Так мы вышли из корпуса, так и достигли перекрестка аллеи. Мне это место показалось наиболее удобным для прощания, и я резко остановился.
— Мне лучше пойти одному — сам понимаешь, — сказал я тоном, должным рассеять всякое возможное подозрение в лукавстве. — Спасибо тебе за сообщение, и так далее… Думаю, вечером увидимся.
Коробкин обиженно потупился и ничего не отвечал. Я подождал несколько секунд и, махнув рукой (впрочем, взмаха этого он видеть не мог, так как смотрел под ноги), быстро зашагал вдоль аллеи. Я шагал быстро, не оборачивался, но чувствовал, что мой Коробкин стоит все на том же месте и… мне стало неловко, и я стал повторять про себя, а потом и тихо вслух, первое, что пришло мне в голову. А первое, что пришло мне в голову, было — «Марта», — и я шел и повторял в такт шагам: «Марта, Марта, Марта».
Так я прошел еще с десятка два шагов, и здесь… И здесь я вспомнил, что не знаю адреса Марты и что идти мне, собственно, некуда. Я остановился, успев только произнести: «Map…», и круто развернулся на месте. Но аллея была пуста. Впрочем, кажется, кто-то шел вдалеке, и ребенок перебегал, толкая перед собой мяч; но я видел аллею пустой. Тогда я, ни о чем не думая и уже не примериваясь к собственным ощущениям, бросился назад — по пустой аллее, в пустую аллею. Я добежал до перекрестка, посмотрел направо, налево, потом себе под ноги и — задержал взгляд. Кто-нибудь сказал бы в этом месте, что «судьба сыграла злую шутку», но я не сказал этого, хотя «шутка» и была, а сказал другое. Я довольно громко произнес: «Дурак!» — и если бы кто-то слышал произнесенное, то у него не было бы сомнений относительно предмета, к которому это определение относилось, этот «предмет» был я сам.
Но не успел я произнести, а вернее, осознать правоту сказанного, как последовал ответ. Ответ этот прозвучал из кустов, справа от меня, и был повторением только что произнесенного слова, только еще в более утвердительной форме. Из кустов, справа, голос Коробкина сказал: «Дурак!» Я шагнул к кустам и увидел его. Он сидел на краю покривившейся и вросшей в землю скамейки, нога на ногу, смотрел на меня внимательно и улыбался.
— Кто дурак? — спросил я невольно.
— Так, — ответил он и пожевал губами.
— А что сидишь? — опять сказал я, еще невольно, но уже с некоторым нетерпением в голосе.

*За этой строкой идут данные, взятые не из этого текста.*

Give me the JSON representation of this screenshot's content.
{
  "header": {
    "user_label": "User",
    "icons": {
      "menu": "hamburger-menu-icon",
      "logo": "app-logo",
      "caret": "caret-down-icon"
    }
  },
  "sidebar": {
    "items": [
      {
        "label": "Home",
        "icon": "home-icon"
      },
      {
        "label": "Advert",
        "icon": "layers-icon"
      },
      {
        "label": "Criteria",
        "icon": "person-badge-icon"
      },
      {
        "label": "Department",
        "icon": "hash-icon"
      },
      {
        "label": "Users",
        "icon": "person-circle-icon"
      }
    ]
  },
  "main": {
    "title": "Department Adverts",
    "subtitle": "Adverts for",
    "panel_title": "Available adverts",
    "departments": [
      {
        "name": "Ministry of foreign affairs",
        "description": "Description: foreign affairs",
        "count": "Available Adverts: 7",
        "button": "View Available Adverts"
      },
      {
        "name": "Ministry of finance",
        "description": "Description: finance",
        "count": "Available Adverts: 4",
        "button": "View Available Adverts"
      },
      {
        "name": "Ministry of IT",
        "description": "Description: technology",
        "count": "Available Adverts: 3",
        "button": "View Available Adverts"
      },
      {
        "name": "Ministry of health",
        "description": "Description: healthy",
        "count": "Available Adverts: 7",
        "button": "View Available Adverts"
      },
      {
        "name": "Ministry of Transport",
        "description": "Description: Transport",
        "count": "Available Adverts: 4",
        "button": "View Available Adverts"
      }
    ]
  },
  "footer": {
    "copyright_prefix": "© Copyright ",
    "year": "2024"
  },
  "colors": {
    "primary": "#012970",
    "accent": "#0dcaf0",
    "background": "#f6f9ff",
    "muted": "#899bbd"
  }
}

— Так, — повторил он и пожал плечами. — Сижу.
— А как же… привычка… и море?
— А ну его, — он махнул рукой и встал, — надоело.
Он шагнул ко мне, к кустам, которые разделяли нас, протянул руку, сорвал листок, растер его в пальцах и, внимательно посмотрев на получившееся, проговорил, как бы про себя:
— Вернулся, значит.
— Как видишь.
— Понятно.
— Что понятно?
— Что вернулся.
— Вернулся, потому что адреса не знаю.
— А что же не спросил? — лениво сказал он.
— У кого?
— Да у меня хотя бы, — пожал он плечами.
— А ты откуда, — начал было я, но не стал договаривать бессмысленного вопроса, а сказал другое. — Пойдем, — сказал я спокойно и даже (неожиданно, словно не я сам управлял собственным голосом) просительно, — покажешь, и вообще… со мной.
— Что вообще? — спросил он, глядя в сторону и опять дотрагиваясь пальцами до листка.
— Поможешь, — проговорил я, поднимая глаза, и добавил: — Пойдем, прошу тебя.
И мы пошли. Быстро, как и тогда, когда шли от Алексея Михайловича, только теперь Коробкин шел впереди, вел, а я едва поспевал за размашистыми его шагами.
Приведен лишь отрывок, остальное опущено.